More Ponzi Schemes: A Sign of the Times Or Renewed Enforcement?

Ponzi schemes. Enforcement officials typically claim that these schemes are difficult to detect. In the wake of Ponzi scheme king Bernard Madoff, and one who may be vying for the top spot in fraudulent investment scheme world, Robert Allen Stanford, things have changed. Now, the SEC and the Department of Justice appear to be finding a fraudulent investment operation at every turn. Wednesday, for example, the SEC filed two more Ponzi scheme cases, and DOJ one.

SEC v. Regan & Company, Civil Action No. 09-CIV 5799 (S.D.N.Y. Filed June 24, 2009) is an action brought against Michael Regan and his firm Regan & Company. A one count information alleging securities fraud was filed in the Eastern District of New York, naming Mr. Regan as a defendant.

According to the court papers, over an eight year period, Mr. Regan sold shares in his defunct investment fund — River Stream — to more than 70 investors. Mr. Regan falsely told investors their money would be safe, invested in the stock market under the supervision of his expertise in an $18 million fund. In fact Mr. Regan has not invested in the stock market for several years. To conceal the fraud, investors were furnished with periodic statements documenting their returns at 12%. Over a period of years, Mr. Regan paid more than $9 million in redemptions to investors using new investor funds. Part of the funds were used to support Mr. Regan’s extravagant life style. By the time the fund collapsed it had only about $101,600 under management.
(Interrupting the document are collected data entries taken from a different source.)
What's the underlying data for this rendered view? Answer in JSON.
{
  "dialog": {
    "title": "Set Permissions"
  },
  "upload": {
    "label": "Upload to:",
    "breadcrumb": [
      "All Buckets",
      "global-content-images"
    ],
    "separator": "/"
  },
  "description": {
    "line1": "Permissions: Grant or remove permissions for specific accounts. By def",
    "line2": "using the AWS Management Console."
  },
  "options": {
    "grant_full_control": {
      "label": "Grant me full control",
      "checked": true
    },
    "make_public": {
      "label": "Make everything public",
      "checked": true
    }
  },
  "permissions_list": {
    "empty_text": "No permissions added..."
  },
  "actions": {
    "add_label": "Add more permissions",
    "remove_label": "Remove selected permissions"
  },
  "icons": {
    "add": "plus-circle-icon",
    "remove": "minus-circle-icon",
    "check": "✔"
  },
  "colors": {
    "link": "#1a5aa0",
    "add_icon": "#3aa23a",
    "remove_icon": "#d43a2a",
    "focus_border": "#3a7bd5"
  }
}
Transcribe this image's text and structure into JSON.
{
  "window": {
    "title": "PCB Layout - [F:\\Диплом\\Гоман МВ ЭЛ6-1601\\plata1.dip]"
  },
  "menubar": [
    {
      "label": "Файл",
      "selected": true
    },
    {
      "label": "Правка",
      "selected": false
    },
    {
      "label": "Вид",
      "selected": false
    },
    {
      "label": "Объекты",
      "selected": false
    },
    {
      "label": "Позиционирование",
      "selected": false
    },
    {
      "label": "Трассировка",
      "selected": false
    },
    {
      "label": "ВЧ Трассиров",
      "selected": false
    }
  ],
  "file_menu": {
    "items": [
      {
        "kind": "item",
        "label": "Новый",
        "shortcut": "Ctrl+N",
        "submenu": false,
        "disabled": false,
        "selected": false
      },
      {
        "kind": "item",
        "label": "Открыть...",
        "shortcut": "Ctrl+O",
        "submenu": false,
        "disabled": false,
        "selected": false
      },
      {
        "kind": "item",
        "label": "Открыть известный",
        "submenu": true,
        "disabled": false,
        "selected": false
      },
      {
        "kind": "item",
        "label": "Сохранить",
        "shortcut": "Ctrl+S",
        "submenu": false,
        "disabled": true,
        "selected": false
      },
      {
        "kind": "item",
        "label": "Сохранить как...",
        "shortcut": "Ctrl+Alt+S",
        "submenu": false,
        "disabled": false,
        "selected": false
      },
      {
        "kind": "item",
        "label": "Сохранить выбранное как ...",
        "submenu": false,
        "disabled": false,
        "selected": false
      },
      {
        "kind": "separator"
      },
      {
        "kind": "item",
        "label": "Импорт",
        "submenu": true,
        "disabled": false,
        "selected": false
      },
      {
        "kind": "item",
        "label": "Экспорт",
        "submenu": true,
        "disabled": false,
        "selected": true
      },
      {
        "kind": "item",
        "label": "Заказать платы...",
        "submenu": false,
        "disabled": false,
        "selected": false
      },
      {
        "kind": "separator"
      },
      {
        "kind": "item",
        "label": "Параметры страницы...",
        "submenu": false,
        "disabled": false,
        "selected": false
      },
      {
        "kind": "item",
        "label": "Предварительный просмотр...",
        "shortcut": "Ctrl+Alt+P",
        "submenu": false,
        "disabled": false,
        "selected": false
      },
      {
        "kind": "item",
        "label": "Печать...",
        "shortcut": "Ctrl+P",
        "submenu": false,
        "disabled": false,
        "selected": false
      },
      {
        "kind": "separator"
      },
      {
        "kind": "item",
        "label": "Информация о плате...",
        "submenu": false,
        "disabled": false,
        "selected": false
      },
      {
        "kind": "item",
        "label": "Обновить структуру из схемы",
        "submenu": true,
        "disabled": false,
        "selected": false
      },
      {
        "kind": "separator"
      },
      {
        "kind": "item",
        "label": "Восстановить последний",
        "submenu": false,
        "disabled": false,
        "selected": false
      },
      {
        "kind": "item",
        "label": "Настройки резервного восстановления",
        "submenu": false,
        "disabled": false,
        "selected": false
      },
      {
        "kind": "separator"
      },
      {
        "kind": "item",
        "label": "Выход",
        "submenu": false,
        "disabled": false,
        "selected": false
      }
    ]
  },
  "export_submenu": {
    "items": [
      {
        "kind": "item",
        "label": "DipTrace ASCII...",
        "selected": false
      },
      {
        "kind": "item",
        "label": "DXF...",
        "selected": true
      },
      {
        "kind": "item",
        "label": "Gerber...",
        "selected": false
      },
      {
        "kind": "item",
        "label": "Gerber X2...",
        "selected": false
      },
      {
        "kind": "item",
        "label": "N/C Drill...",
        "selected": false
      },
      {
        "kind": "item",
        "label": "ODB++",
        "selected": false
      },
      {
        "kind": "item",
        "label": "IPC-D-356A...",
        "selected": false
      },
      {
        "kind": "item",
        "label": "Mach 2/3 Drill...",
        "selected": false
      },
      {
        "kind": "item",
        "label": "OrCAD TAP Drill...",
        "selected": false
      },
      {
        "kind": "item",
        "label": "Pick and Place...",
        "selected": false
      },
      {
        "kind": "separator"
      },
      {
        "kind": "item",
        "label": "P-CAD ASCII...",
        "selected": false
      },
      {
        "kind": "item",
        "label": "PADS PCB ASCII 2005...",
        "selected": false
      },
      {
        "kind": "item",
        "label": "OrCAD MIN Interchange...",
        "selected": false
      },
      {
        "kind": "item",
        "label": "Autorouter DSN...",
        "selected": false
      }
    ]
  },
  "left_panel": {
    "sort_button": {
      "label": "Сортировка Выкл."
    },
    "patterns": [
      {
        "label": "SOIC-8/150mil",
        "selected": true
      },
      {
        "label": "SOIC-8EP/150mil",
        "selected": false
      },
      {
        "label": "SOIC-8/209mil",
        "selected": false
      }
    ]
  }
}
In the criminal case, Mr. Regan pled guilty to the one count information. In the SEC’s case, Mr. Regan and his company consented to the entry of permanent injunctions prohibiting future violations of the antifraud provisions. They also agreed to be jointly and severally liable for the payment of approximately $8.7 million in disgorgement and prejudgment interest. Payment is deferred pending the resolution of the criminal case. See also U.S.A.O. (E.D.N.Y). Press Release (June 24, 2009); SEC Lit. Release No 21102 (June 24, 2009).

SEC v. Pacheco, Case No. 09-CV-1355 (S.D. Cal. June 24, 2009) is an action brought against Moises Pacheco and his controlled entities. According to the complaint, Mr. Pacheco claimed to operate five hedge funds which generated returns ranging from 2.5% to 4% per month until January 2008, when he reduced the rate of return to 1.25% per month because of the market crisis. Mr. Pacheco raised about $14.7 million from over 200 investors. Many of those investors were his family members and friends. In fact, Mr. Pacheo’s hedge funds generated only about $367,000 in trading profits despite claims that he used a proprietary option trading methodology. Prior to the collapse of the funds investor returns were paid using other investor money.

The SEC’s complaint alleges violations of the antifraud and registration provisions of the securities laws. The case is in litigation. See also Lit. Release No. 21101 (June 24, 2009).

These cases represent what has become a continuous stream of investment fund fraud cases. Clearly, these once-difficult-to-detect cases are no longer so hard to find. The reason is unclear. It may be that the market crisis has caused these fraudulent funds to surface. It may also be a sign that the enforcement division is moving past some of its recent difficulties and returning to its former watch dog self.